On ne remarque rien de la réduction de la bureaucratie si souvent citée. Rien du tout. Et ce depuis des décennies. Car pour réduire la bureaucratie, il faut à nouveau tout réglementer avec des formulaires.
Les vanniers sont-ils en train de disparaître ? Les vanniers sont-ils finalement les derniers de leur espèce ?
Les vanniers sont des compagnons coriaces. Tant qu’ils seront formés, je ne pense pas qu’ils disparaîtront. Le regard du public a simplement changé. De la présence sur place à la présence sur Internet, le métier de vannier se transforme comme tant d’autres. Les clients tels que les connaît encore l’ancienne génération disparaissent peu à peu. Les jeunes sont plutôt actifs en ligne et se déplacent moins sur un marché. C’est pourquoi le vannier en tant que vendeur sur le marché est en train de disparaître. Il y a peu de bons en ligne parmi la multitude. Mais il y en aura toujours à l’avenir, si l’on cherche patiemment, les bons vanniers du futur.
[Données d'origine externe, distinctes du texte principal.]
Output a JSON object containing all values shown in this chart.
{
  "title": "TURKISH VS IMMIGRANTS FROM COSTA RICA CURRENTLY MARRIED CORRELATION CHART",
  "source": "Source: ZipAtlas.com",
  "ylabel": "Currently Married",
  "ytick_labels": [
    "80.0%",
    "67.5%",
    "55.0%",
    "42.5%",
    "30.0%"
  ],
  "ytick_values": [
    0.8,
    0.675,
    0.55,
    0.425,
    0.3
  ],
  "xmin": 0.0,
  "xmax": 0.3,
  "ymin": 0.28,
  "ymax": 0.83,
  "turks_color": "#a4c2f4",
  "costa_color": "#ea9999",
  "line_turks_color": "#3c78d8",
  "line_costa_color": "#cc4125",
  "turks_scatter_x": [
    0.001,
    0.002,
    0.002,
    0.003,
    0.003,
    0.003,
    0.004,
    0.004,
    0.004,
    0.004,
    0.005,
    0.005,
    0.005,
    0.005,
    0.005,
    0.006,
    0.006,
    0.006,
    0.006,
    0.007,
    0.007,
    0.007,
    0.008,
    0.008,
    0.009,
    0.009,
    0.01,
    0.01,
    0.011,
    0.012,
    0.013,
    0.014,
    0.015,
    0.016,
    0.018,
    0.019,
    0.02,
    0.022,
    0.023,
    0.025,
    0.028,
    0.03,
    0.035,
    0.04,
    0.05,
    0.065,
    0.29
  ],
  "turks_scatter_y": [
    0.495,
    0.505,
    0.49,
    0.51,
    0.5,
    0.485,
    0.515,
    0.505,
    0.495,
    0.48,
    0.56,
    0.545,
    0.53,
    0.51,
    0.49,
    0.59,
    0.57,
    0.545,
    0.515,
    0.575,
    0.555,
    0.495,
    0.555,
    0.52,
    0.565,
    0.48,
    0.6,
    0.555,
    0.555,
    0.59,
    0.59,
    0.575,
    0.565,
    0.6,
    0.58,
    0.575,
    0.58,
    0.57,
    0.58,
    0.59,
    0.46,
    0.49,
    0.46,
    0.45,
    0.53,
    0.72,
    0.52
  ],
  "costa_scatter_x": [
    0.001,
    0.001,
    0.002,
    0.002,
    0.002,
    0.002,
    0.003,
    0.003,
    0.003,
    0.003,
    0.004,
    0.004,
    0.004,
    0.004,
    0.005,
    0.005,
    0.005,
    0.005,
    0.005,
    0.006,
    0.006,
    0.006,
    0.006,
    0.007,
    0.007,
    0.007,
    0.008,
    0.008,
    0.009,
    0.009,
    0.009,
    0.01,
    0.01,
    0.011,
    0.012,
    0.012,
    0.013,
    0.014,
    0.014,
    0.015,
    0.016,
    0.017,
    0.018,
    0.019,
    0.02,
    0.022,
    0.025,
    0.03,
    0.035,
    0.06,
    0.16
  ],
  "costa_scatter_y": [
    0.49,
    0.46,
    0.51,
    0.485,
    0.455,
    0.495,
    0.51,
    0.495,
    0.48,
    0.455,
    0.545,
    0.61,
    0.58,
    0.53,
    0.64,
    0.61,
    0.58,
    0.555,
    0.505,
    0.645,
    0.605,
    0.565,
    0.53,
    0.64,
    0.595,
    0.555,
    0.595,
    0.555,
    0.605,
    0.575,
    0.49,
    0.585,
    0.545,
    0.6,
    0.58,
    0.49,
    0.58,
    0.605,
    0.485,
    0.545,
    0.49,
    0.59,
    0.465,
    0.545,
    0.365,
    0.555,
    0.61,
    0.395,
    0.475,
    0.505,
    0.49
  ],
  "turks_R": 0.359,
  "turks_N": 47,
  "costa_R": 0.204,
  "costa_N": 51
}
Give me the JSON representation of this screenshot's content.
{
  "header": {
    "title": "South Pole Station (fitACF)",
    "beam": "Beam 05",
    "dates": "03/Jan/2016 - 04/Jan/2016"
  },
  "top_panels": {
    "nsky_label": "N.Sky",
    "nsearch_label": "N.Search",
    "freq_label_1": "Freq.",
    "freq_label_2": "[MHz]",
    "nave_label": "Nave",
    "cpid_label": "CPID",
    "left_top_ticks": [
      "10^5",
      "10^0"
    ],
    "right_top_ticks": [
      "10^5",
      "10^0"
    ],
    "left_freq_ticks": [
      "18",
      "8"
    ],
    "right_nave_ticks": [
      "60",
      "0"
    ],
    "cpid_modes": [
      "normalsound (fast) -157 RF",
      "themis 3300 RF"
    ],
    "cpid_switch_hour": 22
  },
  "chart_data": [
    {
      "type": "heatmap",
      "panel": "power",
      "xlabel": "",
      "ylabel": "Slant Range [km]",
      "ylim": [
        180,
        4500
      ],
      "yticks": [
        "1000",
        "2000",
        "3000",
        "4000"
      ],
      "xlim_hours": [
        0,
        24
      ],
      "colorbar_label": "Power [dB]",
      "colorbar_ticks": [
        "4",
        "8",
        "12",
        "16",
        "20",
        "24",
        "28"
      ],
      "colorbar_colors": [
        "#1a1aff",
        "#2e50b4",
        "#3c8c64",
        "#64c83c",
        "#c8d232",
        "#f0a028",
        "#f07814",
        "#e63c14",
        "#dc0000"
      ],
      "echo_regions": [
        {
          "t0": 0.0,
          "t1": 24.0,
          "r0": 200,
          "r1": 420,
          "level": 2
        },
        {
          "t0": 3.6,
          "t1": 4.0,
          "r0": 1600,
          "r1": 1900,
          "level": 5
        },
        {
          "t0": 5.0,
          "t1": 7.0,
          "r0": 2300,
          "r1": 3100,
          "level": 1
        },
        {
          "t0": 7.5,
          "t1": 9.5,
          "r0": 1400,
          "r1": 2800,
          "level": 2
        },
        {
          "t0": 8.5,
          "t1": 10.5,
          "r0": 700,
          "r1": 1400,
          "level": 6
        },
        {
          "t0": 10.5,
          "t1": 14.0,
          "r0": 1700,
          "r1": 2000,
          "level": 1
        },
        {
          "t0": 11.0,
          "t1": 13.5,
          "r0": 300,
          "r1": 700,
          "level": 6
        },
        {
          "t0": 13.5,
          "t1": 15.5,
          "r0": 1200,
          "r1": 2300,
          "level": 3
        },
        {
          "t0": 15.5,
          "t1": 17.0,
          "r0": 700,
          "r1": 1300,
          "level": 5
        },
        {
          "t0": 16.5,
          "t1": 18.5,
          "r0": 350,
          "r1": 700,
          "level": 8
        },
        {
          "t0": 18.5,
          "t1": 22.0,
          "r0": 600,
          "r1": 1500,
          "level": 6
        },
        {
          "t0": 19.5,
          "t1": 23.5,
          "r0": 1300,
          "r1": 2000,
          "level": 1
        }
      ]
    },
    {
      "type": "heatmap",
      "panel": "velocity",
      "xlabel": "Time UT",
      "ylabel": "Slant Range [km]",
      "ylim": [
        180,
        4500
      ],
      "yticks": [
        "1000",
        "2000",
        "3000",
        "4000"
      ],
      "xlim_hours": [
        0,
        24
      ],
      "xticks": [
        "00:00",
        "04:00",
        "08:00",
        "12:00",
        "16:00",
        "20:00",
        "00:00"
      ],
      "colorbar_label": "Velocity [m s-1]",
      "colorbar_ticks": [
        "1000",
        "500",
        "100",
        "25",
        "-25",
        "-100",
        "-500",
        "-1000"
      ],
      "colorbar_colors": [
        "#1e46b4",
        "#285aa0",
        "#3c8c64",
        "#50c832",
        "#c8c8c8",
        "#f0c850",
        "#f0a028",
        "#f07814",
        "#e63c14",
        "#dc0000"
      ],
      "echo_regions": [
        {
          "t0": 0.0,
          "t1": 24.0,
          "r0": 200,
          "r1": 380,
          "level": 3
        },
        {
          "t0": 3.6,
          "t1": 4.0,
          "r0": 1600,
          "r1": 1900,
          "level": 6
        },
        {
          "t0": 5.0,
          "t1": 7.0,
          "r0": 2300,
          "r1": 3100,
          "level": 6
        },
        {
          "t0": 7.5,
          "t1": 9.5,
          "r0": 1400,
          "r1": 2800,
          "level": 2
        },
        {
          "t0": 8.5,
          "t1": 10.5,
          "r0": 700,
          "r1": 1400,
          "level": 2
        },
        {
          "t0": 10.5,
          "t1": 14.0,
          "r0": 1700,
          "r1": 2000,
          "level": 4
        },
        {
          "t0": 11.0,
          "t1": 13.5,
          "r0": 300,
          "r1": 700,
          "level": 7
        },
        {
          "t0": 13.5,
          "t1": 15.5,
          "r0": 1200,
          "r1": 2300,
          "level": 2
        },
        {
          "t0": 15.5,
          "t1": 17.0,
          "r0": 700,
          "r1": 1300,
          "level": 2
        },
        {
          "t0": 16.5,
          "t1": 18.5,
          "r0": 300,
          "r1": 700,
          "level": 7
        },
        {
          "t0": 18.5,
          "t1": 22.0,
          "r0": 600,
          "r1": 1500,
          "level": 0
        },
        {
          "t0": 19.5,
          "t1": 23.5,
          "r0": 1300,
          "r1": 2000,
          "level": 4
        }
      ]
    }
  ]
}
J’ai soutenu la première idée de Katja de retourner à la vannerie et de quitter son emploi chez un équipementier automobile. Et depuis 2011, j’accompagne ma femme sur tous les marchés, je m’occupe du site internet et je suis à ses côtés moins par des conseils que par des actions. Et bien souvent, je donnerai mon opinion sans détour.